BRASÍLIA - A existência de atos secretos no Senado não seria fruto de 'erro técnico', como afirmou o ex-diretor-geral da Casa Agaciel Maia. Segundo o chefe do serviço de publicação do boletim de pessoal do Senado, Franklin Albuquerque Paes Landim, o próprio Maia e o ex-diretor de Recursos Humanos João Carlos Zoghbi davam as ordens para aguardar a publicação dos atos. As informações são do jornal Folha de S.Paulo.

Landim disse que 'nunca' recebeu ordens de senadores para não publicar atos. Todos os documentos que ele recebia apresentavam um carimbo de 'publique-se'. No entanto, os diretores logo o procuravam para determinar a data real de publicação.

As ordens, de acordo com Landim, seriam repassadas por telefone por Agaciel. Já Zoghbi pediria pessoalmente, segundo o chefe do serviço de publicação. Ele afirmou que os atos eram guardados em uma pasta e só publicados quando recebia nova orientação dos diretores.

O servidor disse não ter medo de esconder a verdade. - Eu não temo nada - afirmou, segundo a Folha.
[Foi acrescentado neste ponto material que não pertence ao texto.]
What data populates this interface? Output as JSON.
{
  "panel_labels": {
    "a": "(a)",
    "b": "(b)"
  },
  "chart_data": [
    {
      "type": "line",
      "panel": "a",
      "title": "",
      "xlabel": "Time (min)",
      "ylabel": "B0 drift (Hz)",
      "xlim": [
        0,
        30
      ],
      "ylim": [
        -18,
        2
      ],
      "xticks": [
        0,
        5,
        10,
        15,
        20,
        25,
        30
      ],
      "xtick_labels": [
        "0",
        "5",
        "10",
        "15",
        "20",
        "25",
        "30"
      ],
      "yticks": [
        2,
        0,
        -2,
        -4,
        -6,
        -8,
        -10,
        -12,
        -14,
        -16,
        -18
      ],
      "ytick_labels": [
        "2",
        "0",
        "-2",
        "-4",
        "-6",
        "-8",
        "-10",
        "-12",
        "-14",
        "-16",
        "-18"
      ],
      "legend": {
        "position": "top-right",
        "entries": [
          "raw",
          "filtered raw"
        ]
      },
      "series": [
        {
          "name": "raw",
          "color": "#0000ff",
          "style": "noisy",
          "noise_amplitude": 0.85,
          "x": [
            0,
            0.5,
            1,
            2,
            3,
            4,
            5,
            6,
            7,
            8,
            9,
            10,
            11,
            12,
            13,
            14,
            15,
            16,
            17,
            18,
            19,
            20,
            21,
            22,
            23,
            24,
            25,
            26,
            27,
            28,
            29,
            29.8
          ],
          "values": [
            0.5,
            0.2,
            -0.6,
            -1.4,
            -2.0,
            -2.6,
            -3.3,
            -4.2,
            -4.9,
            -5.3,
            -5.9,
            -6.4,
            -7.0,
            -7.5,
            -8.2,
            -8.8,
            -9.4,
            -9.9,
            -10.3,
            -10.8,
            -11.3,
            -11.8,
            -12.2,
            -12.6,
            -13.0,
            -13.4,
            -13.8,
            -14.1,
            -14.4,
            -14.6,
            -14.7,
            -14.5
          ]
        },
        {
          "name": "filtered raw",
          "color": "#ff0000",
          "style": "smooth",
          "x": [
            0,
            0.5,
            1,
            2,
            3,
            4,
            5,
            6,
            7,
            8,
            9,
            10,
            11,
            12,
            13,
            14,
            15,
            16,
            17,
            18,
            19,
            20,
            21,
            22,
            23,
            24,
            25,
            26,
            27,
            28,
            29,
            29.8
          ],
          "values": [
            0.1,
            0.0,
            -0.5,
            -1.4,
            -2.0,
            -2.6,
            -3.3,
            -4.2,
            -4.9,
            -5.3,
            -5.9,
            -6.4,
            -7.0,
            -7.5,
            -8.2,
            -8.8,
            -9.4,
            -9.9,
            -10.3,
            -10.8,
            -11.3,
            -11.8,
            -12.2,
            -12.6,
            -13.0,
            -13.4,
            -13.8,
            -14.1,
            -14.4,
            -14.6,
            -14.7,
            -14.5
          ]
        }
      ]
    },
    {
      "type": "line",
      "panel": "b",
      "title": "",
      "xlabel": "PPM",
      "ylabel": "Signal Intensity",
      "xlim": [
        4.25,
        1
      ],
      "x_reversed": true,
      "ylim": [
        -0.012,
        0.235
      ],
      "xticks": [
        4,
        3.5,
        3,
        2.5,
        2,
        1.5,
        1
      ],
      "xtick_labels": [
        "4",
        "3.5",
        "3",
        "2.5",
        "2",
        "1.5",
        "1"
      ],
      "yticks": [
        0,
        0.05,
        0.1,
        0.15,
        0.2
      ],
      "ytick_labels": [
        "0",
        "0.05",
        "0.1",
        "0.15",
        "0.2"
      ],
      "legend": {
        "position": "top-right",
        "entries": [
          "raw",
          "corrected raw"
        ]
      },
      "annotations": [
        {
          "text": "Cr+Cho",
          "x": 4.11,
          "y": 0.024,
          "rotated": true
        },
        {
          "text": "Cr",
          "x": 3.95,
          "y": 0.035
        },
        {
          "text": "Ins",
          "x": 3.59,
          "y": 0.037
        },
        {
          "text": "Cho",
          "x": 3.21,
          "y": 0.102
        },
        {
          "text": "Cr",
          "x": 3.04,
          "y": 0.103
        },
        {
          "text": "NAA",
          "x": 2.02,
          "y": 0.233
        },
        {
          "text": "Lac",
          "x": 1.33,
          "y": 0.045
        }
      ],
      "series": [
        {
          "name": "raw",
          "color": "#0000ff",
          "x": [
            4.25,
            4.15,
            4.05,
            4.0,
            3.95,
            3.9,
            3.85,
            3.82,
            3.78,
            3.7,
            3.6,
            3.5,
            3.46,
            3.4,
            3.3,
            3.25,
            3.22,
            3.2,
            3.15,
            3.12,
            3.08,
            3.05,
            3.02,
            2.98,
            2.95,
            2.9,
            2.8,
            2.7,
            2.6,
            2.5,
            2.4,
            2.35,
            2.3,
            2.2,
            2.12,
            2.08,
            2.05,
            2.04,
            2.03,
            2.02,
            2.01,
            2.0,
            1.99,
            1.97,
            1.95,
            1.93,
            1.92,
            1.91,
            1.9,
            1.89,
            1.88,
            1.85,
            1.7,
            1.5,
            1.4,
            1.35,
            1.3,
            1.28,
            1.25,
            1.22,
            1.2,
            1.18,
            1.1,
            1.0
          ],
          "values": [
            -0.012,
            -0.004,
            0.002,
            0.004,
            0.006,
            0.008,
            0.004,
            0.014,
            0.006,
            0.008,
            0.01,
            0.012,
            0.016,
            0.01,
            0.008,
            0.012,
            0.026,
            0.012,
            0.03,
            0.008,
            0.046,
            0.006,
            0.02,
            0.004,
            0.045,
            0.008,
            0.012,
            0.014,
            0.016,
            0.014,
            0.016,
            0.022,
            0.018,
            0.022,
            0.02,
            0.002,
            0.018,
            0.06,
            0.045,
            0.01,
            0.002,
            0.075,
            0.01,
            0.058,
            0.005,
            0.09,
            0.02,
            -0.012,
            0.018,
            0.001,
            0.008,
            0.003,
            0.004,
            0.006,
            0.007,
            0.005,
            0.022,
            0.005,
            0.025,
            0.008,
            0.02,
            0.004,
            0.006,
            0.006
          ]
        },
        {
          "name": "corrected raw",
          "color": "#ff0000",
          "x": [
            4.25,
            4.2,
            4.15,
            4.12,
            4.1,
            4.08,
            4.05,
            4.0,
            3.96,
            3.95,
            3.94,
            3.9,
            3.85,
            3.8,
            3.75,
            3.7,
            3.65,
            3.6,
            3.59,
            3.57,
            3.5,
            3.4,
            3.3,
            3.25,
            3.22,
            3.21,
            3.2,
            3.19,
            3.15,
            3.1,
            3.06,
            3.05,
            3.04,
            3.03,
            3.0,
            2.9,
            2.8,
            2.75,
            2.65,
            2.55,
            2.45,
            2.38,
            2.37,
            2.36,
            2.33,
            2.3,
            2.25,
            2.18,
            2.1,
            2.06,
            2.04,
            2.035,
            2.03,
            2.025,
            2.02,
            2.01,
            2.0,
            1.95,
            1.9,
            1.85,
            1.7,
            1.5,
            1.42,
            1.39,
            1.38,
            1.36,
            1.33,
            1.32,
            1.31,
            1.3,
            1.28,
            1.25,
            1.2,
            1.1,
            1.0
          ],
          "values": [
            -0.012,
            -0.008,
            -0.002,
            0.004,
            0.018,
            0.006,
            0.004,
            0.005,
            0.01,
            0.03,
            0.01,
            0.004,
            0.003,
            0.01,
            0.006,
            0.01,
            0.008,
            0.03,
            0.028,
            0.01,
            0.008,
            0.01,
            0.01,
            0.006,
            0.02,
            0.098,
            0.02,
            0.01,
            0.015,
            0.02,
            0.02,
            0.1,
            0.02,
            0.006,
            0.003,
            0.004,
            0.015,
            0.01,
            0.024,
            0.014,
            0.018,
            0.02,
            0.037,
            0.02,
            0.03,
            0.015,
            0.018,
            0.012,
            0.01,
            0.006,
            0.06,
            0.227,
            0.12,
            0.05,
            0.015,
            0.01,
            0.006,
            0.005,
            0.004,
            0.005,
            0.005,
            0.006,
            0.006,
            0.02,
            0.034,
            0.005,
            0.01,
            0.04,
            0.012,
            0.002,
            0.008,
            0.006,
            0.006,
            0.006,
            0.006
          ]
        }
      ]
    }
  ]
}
Uma comissão criada em 28 de maio para apurar a existência dos atos secretos já teria contabilizado 623. O relatório deve ser apresentado na segunda-feira.

A comissão foi criada pelo primeiro-secretário Heráclito Fortes (DEM-PI). O Ministério Público Federal (MPF) investiga a publicação dos atos e avalia que os que não foram publicados na data correta têm de ser anulados.